How can I show that if $x=[a_0;a_1,a_2,\dots]$, then |x-C_k|<1/a_k^{\text{}}q_k^2 using the facts that
$\begin{align} C_k-C_{k-1}&=\frac{(-1)^{k-1}}{q_kq_{k-1}}\text{, and}\\ |C_k-C_{k-1}|&\leqslant\frac{1}{q_kq_{k-1}}? \end{align}$
This is what I have done:
|C_k-C_{k-1}|\leqslant\frac{1}{q_kq_{k-1}}=\frac{1}{(a_kq_{k-1}+q_{k-2})q_{k-1}}=\frac{1}{a_k^{\text{}}q_{k-1}^2+q_{k-1}q_{k-2}}<\frac{1}{a_k^{\text{}}q_{k-1}^2}.

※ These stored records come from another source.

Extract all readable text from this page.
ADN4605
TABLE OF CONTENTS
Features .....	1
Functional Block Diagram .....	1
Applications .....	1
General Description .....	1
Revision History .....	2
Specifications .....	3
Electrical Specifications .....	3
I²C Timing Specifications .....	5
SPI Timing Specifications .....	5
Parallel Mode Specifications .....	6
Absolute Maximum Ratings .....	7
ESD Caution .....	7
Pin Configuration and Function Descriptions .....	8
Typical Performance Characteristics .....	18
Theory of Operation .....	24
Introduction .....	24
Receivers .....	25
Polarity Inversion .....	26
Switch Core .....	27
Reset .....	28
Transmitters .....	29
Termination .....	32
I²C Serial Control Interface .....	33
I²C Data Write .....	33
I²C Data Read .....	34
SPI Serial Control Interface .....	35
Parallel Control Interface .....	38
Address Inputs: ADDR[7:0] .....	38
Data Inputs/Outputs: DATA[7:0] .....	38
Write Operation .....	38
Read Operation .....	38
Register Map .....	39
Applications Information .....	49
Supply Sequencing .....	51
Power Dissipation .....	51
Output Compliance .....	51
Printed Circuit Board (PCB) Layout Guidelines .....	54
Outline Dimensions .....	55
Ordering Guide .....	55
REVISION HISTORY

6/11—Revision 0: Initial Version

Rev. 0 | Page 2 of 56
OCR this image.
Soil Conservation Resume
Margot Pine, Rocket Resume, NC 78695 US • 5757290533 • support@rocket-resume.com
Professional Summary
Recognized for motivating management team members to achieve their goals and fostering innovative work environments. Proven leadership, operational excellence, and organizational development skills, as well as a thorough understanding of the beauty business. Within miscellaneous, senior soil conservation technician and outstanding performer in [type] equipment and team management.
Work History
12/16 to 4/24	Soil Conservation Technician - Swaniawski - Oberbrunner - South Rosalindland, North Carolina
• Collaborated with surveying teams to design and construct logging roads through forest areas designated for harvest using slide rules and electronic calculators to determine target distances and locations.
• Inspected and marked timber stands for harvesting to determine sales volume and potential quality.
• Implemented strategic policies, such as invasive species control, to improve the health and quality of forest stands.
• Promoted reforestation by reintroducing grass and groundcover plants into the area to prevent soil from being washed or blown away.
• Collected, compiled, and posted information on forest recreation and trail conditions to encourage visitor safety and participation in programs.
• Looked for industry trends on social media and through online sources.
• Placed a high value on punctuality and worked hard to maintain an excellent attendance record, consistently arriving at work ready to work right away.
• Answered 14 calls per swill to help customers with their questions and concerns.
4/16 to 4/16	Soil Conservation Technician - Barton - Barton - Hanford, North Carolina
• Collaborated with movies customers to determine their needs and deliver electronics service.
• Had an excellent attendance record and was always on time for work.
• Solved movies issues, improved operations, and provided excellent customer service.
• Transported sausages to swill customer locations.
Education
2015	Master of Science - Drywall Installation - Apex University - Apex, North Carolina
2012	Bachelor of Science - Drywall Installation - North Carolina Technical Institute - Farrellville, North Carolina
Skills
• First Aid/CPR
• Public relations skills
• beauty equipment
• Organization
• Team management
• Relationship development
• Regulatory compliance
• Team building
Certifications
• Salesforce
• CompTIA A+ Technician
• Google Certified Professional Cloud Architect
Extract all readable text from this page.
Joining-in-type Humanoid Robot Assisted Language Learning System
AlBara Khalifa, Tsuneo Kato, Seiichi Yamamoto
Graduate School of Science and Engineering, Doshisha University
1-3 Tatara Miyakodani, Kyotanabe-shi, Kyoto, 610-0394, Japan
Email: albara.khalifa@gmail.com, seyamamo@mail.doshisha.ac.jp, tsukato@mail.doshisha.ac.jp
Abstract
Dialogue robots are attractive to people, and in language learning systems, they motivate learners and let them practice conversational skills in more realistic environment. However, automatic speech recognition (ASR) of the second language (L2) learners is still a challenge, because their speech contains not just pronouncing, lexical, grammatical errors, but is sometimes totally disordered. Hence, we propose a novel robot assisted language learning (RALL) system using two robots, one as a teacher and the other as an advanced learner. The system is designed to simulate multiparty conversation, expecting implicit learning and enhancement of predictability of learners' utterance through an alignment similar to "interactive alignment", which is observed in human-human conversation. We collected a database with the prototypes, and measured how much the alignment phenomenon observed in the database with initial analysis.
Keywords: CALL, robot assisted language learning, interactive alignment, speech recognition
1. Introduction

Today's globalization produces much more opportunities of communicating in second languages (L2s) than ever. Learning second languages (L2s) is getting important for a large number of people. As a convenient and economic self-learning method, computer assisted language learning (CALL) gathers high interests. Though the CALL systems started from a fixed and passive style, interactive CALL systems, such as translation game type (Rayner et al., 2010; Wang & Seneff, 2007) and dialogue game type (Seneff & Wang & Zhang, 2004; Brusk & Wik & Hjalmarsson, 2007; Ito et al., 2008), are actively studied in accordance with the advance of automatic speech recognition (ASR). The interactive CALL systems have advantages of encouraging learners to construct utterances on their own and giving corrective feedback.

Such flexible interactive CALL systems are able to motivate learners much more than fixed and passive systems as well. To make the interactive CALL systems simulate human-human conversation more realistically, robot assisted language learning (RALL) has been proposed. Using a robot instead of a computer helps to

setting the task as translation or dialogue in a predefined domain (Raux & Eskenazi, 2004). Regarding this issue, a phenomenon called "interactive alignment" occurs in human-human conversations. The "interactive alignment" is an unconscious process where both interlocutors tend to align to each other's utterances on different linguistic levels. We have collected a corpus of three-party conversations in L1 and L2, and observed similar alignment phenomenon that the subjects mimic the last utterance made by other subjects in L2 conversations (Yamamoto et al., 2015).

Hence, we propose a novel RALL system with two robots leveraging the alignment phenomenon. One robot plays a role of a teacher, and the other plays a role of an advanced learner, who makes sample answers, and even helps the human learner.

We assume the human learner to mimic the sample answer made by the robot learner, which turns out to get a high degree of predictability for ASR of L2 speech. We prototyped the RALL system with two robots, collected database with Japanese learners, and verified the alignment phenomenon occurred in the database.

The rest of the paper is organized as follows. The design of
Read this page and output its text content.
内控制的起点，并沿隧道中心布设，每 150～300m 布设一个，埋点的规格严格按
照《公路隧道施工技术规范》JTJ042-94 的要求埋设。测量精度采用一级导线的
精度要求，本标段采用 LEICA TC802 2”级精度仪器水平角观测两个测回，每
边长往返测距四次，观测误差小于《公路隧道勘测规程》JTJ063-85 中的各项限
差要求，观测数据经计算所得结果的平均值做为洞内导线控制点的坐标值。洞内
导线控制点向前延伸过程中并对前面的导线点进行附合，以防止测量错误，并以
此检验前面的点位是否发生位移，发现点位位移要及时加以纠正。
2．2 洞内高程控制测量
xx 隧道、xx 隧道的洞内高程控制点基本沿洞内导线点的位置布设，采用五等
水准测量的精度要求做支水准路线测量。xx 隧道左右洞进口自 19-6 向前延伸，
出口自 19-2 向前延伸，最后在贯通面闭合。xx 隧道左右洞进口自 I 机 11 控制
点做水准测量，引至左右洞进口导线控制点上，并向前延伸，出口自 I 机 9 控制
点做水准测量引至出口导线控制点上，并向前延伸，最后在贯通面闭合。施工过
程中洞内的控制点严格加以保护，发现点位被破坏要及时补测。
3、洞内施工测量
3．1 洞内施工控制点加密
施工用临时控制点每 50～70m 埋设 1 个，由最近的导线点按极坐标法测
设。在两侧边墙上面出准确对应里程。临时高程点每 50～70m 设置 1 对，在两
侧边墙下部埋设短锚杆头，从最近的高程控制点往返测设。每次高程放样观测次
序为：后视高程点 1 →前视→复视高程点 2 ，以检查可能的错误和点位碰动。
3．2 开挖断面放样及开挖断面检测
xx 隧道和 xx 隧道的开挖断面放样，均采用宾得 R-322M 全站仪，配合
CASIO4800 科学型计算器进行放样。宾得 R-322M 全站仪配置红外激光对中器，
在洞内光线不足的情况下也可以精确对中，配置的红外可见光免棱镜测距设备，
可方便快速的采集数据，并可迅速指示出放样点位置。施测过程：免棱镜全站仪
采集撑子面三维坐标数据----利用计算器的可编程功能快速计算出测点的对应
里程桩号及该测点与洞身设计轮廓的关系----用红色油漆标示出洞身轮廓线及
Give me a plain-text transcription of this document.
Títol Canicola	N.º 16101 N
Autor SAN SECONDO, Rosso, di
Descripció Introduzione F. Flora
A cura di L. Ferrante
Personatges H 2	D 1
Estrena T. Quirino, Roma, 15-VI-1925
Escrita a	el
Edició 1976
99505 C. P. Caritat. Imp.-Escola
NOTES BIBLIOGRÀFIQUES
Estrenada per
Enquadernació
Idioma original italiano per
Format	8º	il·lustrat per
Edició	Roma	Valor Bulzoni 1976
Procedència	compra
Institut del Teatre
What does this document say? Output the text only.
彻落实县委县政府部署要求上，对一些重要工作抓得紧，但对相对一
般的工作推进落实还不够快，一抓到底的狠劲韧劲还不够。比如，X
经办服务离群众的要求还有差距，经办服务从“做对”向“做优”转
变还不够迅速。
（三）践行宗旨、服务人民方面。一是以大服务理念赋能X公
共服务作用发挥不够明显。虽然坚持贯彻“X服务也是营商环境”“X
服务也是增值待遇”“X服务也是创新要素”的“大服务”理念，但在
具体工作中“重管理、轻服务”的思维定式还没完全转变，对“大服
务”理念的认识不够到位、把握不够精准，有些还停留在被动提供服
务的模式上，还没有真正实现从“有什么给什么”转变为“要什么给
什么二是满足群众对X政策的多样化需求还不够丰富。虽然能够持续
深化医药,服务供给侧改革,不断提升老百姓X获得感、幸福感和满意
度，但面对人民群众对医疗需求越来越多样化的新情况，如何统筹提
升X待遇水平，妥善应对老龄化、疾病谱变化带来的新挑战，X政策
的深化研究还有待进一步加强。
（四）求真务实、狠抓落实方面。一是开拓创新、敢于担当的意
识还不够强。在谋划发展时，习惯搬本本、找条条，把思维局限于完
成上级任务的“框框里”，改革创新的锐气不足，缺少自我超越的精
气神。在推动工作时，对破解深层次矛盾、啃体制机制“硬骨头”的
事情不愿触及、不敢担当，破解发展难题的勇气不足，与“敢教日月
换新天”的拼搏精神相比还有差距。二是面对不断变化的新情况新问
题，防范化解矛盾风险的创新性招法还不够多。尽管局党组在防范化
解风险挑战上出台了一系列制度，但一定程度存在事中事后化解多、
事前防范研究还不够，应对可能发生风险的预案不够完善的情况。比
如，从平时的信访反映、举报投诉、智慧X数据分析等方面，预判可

However, since $(q_k)_{k\in\mathbb{N}\cup\{0\}}$ is an increasing sequence,
$\frac{1}{a_k^{\text{}}q_{k-1}^2}>\frac{1}{a_k^{\text{}}q_{k}^2}.$
Therefore, I cannot assume that the inequality would still hold if I increased the index. Moreover, I am not sure about the relationship between $|x-C_k|$ and $|C_k-C_{k-1}|$.